Dyke had been employed by the trust and the NHS for many years, before being suspended and later having his employment terminated.

It was revealed through investigations led by Gloucestershire NHS Counter Fraud Service and Gloucestershire Constabulary that, in total, 204 invoices - typically worth £3,000 and £5,000 - were submitted.

The majority of these invoices were for work that had never taken place. Dyke signed the majority of the invoices with GHNFT, which was defrauded to the value of £655,013.

The 49-year-old was sentenced in May at Bristol Crown Court for conspiracy to defraud, along with three others, who were friends of Dyke.

They are Peter Potente, 54, who ran PSP Decorators Ltd, and Graham Fallows, 59, and Vince Smith, 58, who ran Longlevens Building and Roofing Ltd (LBR).

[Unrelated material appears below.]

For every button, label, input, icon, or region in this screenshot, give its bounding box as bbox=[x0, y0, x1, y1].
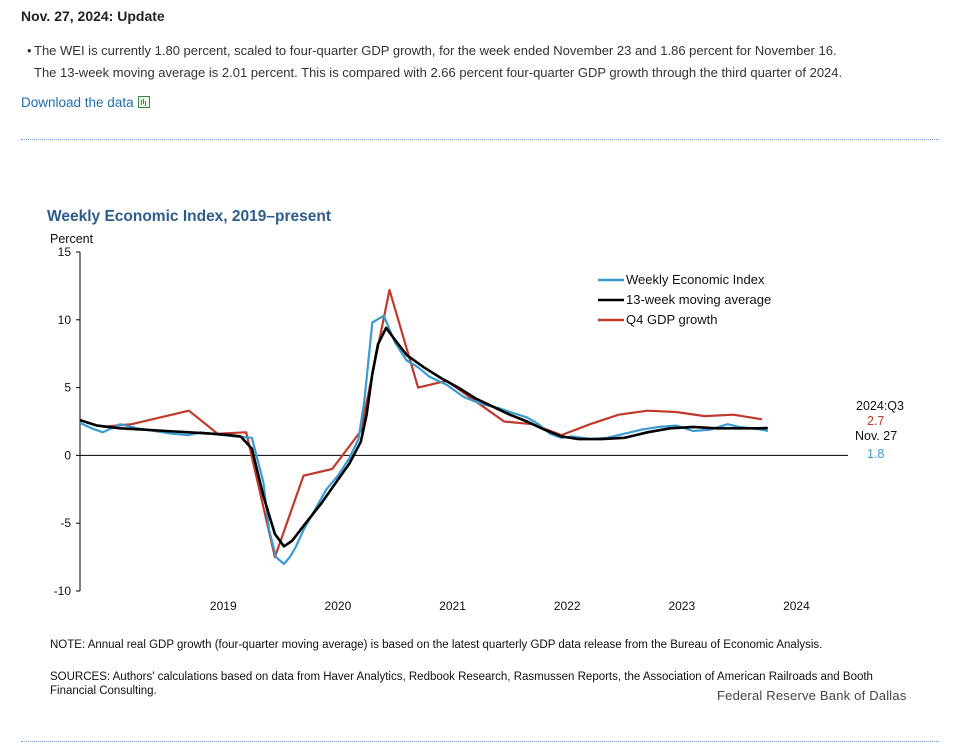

Suspicions were raised through the trust’s internal process due to Dyke’s particular interest in signing off invoices submitted by PSP and LBR as well as the lack of recognition of work carried out on the days claimed.

Following the suspicions, an investigation was launched by Gloucestershire NHS Counter Fraud Service and Gloucestershire Constabulary.

It was later revealed that Dyke used the money he defrauded to pay for a lavish lifestyle, as well as renovating his home and his family’s through LBR, which was owned at the time by Fallows and Smith.

Richard Rippin, head of operations at the NHS Counter Fraud Authority, said: “The authority commends the great work the Gloucestershire NHS Counter Fraud Service and Gloucestershire Constabulary have done together in tackling fraud.

"Their collaborative efforts have ensured that four people who thought they could take advantage of the NHS have been brought to justice.

"Money intended for patient care should stay where it belongs, in the public purse."